On touche au point fon­da­men­tal. Le prin­cipe-pro­gramme : « mieux adap­ter aux néces­si­tés de notre époque celles des ins­ti­tu­tions qui sont sujettes à des chan­ge­ments » (Sacro­sanc­tum Conci­lium, n. 1) sou­lève, s’agissant des textes et des rites du culte divin, la ques­tion de la per­cep­tion actuelle du sacré. Peut-on réel­le­ment adap­ter la com­pré­hen­sion du sacré à la ratio­na­li­té moderne ? « [On a vou­lu] majo­rer la vie ordi­naire, “la vie de tous les jours”, mot passe-par­tout dans la langue ecclé­sias­tique. On par­lait de la vie quo­ti­dienne comme du lieu où pou­vait se révé­ler le sacré et Dieu. Ce n’est pas non plus tout à fait faux. Mais il ne faut pas pour autant oublier que l’univers moderne connaît d’autres modèles. […] Les dif­fé­rents champs de l’existence humaine sont pris dans des réseaux orga­ni­sa­tion­nels où la sym­bo­lique de la vie est réduite, mesu­rée et pola­ri­sée en fonc­tion de fina­li­tés bien pré­cises, de pro­jets exi­geants et d’objectifs sou­vent éco­no­miques. Quand, témoins du Christ, nous avons adop­té cette ratio­na­li­té en pré­ten­dant faire entrer dans cet uni­vers ration­nel la foi et sa sym­bo­lique, nous avons pris la voie la plus dif­fi­cile. Il n’y a pas là de lieu propre pour l’expression de la sym­bo­lique reli­gieuse, puisque, par hypo­thèse, elle en est expul­sée » ((  Jean-Marie Lus­ti­ger, Le Choix de Dieu, op. cit., p. 341.)) .

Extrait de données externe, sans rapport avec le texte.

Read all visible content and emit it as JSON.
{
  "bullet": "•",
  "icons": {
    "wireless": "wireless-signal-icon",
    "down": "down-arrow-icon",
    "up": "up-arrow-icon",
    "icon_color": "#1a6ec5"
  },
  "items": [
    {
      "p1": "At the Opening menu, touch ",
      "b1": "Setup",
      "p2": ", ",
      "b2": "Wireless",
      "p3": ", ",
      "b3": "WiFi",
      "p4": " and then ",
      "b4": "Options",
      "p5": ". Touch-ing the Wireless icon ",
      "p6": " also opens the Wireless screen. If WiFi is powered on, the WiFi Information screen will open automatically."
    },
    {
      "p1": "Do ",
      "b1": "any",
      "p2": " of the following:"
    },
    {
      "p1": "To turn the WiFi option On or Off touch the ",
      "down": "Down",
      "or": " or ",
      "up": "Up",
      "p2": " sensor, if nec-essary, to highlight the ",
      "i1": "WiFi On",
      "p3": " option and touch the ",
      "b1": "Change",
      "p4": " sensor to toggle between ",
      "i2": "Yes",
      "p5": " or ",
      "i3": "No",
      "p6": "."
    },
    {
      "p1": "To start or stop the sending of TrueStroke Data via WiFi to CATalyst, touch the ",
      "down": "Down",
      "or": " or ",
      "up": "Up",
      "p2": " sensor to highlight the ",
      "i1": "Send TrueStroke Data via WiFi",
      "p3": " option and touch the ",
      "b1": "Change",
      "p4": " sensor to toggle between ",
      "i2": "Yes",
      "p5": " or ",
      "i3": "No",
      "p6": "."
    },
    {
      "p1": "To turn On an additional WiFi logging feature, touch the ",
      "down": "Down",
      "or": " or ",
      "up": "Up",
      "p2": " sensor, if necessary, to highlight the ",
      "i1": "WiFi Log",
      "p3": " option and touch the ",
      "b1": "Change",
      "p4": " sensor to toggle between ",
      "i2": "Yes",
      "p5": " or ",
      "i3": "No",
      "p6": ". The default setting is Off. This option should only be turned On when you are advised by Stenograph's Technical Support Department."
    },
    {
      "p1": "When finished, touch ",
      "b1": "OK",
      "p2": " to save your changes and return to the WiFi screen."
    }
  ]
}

L’arrière-plan idéo­lo­gique

Là est bien le nœud de la crise de la litur­gie : la sym­pa­thie sans borne que le reli­gieux s’est décou­verte pour le pro­fane. Cela ren­voie à un débat théo­lo­gique contem­po­rain de la réforme, mais dont les ori­gines sont anté­rieures, et qu’il importe de rap­pe­ler. Il a été ouvert par l’émergence de ce qu’on a appe­lé les théo­lo­gies de la sécu­la­ri­sa­tion.
A l’origine, ces théo­lo­gies étaient pro­tes­tantes, en par­ti­cu­lier celle de Die­trich Bon­hoef­fer ((  Voir D. Bon­hoef­fer, Qui est et qui était Jésus-Christ ?, Cerf, 1981.)) . Glo­sant en marge d’ un thème posi­ti­viste, elles ont déve­lop­pé cette idée que la foi de l’Ancien Tes­ta­ment inau­gu­ra, contre l’osmose païenne du divin et du cos­mique, la vision d’un monde pro­fane qui a sa consis­tance propre. L’Incarnation de Dieu en Jésus-Christ par­ache­va ce pro­ces­sus, tout le sacré média­teur du divin se concen­trant en Jésus-Christ. De sorte que le chré­tien n’a pas à s’opposer, si tant est qu’il le puisse, à la désa­cra­li­sa­tion opé­rée par la rai­son scien­ti­fique moderne dans tous les domaines, puisqu’elle est dans la ligne d’un pro­ces­sus biblique, ou en tout cas qu’elle le retrouve.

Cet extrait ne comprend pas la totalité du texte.